How to lazily read from parquet with awkward2

29 Views Asked by At

I'm thinking of migrating from awkward 1 to 2.

I used lazy reading from parquet file using awkward1.

tree = ak.from_parquet(filename, lazy=True) # data is not read
print(np.max(tree["x"]),end=" ") # "x" is just read here.

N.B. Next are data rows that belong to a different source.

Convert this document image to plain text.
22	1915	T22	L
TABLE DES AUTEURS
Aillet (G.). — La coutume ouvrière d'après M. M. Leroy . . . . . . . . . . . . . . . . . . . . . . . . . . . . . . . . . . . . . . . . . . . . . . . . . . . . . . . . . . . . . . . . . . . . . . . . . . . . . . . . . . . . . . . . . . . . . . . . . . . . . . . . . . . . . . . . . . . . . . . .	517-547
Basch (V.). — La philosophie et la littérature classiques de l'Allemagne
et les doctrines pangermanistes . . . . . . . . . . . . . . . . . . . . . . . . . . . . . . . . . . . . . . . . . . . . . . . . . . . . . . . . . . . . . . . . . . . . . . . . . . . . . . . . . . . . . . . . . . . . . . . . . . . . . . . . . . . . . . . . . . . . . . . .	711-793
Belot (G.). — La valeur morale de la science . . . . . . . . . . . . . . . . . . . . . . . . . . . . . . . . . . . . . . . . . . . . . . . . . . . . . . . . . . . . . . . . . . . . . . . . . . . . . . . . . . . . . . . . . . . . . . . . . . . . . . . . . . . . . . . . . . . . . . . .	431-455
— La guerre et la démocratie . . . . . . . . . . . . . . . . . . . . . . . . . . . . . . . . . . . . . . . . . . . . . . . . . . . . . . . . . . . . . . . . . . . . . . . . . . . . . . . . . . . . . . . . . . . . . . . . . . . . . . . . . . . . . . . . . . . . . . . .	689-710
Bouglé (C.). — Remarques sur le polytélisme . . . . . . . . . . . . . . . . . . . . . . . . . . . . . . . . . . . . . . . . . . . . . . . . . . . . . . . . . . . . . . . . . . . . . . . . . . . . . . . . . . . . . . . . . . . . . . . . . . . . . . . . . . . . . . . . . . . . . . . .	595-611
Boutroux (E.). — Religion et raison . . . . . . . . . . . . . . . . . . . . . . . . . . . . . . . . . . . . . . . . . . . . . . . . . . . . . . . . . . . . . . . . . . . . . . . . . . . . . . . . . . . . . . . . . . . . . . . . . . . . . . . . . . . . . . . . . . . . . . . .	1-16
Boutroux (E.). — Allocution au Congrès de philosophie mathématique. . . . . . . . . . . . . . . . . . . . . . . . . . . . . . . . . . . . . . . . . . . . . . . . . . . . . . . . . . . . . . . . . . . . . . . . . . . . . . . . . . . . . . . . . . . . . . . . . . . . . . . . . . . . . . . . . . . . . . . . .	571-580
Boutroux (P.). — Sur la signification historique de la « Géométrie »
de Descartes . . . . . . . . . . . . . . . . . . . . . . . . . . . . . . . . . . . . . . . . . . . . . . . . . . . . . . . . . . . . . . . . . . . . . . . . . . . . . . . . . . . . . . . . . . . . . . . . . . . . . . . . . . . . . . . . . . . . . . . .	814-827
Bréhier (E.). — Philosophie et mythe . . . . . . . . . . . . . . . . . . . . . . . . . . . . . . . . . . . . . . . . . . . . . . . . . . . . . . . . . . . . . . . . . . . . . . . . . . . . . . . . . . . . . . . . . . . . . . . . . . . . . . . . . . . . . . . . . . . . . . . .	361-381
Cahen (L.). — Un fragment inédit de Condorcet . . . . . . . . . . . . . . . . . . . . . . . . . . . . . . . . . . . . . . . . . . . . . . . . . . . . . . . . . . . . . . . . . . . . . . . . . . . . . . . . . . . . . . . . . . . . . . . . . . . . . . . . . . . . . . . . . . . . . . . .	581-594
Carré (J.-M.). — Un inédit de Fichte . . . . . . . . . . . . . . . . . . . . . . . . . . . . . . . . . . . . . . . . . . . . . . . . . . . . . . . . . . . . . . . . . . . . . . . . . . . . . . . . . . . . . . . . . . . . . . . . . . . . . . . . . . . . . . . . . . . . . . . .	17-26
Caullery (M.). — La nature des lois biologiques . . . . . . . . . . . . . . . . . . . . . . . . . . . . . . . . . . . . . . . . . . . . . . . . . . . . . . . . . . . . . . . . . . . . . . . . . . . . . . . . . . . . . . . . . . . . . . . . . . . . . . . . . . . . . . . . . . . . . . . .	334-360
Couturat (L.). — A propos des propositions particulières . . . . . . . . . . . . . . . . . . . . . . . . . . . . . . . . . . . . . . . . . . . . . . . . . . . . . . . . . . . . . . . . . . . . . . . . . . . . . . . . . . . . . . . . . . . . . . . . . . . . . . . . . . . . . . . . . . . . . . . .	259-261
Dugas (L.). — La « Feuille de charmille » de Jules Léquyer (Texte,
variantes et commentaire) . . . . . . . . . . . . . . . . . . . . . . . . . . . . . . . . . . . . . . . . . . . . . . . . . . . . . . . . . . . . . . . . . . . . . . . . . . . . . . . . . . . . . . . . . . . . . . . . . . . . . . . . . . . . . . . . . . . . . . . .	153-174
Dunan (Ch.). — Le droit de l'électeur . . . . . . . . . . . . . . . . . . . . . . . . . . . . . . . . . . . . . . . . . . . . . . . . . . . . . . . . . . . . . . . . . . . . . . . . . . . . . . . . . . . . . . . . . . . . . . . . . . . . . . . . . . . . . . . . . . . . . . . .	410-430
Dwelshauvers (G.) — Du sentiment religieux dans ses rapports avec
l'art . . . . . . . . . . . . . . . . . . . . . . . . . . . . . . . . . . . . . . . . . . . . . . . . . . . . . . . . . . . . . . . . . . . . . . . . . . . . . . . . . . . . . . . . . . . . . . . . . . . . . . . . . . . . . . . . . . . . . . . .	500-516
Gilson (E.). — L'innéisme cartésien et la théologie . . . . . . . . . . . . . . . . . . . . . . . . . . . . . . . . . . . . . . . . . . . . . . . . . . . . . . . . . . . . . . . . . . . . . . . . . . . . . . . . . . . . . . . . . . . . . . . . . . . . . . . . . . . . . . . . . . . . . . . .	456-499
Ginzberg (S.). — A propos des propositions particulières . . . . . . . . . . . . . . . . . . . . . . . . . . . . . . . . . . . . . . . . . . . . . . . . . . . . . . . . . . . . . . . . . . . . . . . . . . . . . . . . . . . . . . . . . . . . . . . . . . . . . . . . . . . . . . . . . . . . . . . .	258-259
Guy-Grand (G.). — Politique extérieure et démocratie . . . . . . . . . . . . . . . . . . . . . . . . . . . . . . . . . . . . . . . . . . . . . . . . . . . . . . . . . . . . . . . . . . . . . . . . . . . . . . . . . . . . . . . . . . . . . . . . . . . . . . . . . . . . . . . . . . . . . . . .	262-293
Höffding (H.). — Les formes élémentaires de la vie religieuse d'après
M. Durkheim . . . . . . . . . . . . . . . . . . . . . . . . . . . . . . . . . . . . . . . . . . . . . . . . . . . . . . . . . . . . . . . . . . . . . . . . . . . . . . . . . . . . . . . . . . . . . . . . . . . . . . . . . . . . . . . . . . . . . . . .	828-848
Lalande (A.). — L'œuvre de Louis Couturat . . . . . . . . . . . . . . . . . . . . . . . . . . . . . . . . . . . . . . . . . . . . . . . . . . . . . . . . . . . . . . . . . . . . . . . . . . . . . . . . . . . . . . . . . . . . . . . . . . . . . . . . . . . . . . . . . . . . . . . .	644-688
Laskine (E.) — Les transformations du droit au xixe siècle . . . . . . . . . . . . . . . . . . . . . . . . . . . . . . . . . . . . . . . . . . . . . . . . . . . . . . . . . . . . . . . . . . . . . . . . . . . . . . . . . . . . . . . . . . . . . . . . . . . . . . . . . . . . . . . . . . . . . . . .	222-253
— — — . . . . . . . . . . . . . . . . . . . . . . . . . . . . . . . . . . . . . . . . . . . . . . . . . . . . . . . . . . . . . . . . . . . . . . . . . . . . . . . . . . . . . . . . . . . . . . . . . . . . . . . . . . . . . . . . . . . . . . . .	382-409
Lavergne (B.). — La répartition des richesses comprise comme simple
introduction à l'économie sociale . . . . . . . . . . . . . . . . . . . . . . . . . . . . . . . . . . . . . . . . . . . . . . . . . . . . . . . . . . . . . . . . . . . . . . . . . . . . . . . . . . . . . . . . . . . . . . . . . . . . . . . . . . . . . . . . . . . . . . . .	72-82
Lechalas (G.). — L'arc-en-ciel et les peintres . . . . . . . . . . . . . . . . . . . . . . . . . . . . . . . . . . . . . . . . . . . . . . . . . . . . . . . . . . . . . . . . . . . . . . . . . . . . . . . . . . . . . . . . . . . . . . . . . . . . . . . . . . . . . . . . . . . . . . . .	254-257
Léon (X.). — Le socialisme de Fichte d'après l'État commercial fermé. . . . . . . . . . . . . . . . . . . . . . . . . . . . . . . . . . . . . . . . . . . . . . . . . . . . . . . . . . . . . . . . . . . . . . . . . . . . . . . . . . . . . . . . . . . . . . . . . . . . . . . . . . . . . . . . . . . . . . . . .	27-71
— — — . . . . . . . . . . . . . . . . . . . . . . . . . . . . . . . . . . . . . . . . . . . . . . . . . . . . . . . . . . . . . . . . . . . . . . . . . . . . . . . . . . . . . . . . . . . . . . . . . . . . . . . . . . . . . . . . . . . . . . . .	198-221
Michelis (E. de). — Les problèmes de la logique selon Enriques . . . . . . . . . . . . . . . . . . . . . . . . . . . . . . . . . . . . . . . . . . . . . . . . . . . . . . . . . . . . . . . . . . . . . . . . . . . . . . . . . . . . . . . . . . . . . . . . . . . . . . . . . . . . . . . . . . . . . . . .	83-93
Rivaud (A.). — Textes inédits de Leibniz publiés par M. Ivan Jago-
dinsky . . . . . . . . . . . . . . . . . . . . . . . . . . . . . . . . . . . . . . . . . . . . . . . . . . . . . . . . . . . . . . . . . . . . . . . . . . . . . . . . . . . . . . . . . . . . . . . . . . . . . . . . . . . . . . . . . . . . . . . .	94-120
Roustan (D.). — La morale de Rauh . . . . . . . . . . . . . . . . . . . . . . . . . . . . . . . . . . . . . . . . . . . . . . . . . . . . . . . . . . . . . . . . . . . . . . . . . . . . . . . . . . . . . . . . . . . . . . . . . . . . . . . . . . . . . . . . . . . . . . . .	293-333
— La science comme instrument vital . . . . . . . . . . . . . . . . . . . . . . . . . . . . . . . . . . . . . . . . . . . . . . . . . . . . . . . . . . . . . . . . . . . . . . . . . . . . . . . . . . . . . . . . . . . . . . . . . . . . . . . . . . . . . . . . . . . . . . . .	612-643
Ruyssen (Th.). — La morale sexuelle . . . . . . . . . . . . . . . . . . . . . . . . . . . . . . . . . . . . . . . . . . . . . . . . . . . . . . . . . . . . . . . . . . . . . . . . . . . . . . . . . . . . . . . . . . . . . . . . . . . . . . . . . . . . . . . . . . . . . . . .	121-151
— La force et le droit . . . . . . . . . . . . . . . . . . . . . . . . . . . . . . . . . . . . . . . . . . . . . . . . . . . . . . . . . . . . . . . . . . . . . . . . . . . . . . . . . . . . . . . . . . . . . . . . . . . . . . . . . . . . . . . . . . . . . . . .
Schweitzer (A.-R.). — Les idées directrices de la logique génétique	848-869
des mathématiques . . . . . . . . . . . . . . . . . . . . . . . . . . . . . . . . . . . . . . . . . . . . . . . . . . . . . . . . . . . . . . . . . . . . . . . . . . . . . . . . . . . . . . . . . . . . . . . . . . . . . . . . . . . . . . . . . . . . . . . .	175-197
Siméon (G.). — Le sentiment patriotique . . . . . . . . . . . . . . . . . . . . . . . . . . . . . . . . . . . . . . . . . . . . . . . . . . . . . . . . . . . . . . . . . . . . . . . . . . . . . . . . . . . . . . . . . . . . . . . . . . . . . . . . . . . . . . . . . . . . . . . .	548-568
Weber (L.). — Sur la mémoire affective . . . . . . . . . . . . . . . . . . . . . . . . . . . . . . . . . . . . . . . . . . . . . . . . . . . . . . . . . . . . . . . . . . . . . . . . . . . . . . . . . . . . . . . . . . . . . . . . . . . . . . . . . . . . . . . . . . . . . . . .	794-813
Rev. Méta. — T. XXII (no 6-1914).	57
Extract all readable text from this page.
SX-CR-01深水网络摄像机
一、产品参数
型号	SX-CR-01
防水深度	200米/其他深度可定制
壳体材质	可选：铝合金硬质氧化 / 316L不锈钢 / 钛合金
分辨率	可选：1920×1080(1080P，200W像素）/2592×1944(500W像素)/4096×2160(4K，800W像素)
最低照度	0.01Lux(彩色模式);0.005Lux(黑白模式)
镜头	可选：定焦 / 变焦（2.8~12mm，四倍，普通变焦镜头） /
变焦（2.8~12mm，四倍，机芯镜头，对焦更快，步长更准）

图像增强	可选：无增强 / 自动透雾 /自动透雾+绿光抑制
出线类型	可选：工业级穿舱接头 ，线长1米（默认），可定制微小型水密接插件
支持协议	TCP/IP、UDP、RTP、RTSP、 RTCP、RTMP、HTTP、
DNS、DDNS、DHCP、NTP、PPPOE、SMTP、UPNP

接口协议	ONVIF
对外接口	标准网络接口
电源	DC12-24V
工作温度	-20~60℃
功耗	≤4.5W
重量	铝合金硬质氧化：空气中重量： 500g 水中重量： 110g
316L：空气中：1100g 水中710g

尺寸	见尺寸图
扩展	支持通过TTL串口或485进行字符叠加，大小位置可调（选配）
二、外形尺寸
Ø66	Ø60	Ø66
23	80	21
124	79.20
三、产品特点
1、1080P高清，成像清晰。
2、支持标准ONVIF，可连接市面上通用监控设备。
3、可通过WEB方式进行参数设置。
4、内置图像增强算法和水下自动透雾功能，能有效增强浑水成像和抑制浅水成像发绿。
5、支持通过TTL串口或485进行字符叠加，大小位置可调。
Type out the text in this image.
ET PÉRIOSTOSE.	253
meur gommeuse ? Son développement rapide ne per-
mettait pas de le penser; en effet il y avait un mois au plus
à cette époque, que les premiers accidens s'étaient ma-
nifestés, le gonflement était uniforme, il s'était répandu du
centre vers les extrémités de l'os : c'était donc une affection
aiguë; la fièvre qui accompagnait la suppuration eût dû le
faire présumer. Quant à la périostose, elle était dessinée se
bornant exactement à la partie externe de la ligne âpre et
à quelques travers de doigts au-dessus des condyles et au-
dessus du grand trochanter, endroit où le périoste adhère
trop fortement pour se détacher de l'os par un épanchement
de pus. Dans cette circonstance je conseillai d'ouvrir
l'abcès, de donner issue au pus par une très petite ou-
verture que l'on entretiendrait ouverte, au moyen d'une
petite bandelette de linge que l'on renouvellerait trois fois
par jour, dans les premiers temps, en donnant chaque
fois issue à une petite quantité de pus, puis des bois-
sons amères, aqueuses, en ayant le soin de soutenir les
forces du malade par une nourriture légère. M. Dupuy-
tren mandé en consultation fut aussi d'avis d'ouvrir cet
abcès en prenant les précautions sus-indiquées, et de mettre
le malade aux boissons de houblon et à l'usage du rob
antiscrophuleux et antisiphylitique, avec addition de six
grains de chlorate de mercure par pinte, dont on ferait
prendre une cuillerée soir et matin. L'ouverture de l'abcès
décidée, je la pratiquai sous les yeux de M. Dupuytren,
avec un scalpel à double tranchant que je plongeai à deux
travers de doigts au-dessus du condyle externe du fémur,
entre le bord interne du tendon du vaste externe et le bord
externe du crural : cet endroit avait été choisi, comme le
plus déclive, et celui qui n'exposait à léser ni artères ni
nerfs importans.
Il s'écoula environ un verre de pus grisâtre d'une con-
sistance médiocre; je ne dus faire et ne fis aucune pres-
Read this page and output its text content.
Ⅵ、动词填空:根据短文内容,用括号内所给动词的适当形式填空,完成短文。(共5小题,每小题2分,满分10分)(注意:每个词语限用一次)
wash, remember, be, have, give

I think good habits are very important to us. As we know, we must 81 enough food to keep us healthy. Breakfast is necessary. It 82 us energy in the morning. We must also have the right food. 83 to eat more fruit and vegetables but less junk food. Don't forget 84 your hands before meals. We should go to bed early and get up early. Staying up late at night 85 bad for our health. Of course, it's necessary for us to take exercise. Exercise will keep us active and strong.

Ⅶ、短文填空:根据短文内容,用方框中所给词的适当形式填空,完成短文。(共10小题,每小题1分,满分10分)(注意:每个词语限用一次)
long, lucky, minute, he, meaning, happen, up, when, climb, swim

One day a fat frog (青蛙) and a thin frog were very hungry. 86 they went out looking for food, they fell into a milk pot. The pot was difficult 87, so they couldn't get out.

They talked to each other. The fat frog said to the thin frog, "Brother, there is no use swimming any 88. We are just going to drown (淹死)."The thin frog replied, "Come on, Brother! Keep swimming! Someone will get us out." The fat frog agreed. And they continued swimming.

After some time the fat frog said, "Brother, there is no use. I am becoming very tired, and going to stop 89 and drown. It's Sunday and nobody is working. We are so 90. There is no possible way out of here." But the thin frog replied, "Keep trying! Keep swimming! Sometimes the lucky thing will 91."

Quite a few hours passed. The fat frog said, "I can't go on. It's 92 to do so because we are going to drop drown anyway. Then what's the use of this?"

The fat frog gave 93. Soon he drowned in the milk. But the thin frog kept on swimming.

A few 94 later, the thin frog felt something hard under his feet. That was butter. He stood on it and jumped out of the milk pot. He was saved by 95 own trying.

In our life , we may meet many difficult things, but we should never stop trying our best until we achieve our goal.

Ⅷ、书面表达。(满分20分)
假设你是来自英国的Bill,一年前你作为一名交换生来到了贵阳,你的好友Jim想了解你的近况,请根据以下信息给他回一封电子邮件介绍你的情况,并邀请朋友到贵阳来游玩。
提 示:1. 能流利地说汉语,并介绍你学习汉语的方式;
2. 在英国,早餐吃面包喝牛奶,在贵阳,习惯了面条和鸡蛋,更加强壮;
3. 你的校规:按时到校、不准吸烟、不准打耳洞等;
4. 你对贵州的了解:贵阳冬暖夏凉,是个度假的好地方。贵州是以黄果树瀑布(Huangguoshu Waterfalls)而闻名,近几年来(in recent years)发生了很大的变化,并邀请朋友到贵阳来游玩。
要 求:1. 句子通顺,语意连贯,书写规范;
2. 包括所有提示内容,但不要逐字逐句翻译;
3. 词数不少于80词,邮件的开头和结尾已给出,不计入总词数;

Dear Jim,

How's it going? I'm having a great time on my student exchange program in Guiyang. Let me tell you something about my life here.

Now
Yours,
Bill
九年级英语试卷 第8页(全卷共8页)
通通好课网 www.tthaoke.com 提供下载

How can I realize this with awkward2?

1

There are 1 best solutions below

2
Jim Pivarski On

The one major interface change from Awkward 1.x to Awkward 2.x is that lazy arrays (PartitionedArray of VirtualArray) have been replaced by dask-awkward. The motivation for this was to give users more control over when the array-reading happens (when you say, .compute(), and not before), as well as where (distributed on any cluster that runs Dask jobs).

Here's an example:

>>> import awkward as ak
>>> import dask_awkward as dak
>>> tree = dak.from_parquet("https://pivarski-princeton.s3.amazonaws.com/chicago-taxi.parquet")
>>> tree
dask.awkward<from-parquet, npartitions=1>

This object represents data that have not been read yet. It's a kind of lazy array. It has all of the metadata, such as field names and data types.

>>> ak.fields(tree)
['trip', 'payment', 'company']
>>> ak.fields(tree.trip)
['sec', 'km', 'begin', 'end', 'path']
>>> tree.trip.type.show()
?? * var * {
    sec: ?float32,
    km: ?float32,
    begin: {
        lon: ?float64,
        lat: ?float64,
        time: ?datetime64[ms]
    },
    end: {
        lon: ?float64,
        lat: ?float64,
        time: ?datetime64[ms]
    },
    path: var * {
        londiff: float32,
        latdiff: float32
    }
}

You can perform a lazy computation (all ak.* functions work on dak.Arrays), and it remains lazy, unlike an Awkward 1.x array:

>>> result = ak.max(tree.trip.sec)
>>> result
dask.awkward<max, type=Scalar, dtype=float32>

But when you say, .compute(), you get fully evaluated data.

>>> result.compute()
86400.0

See dask.org for distributing and scaling up processes, either on one computer or on a cluster of computers.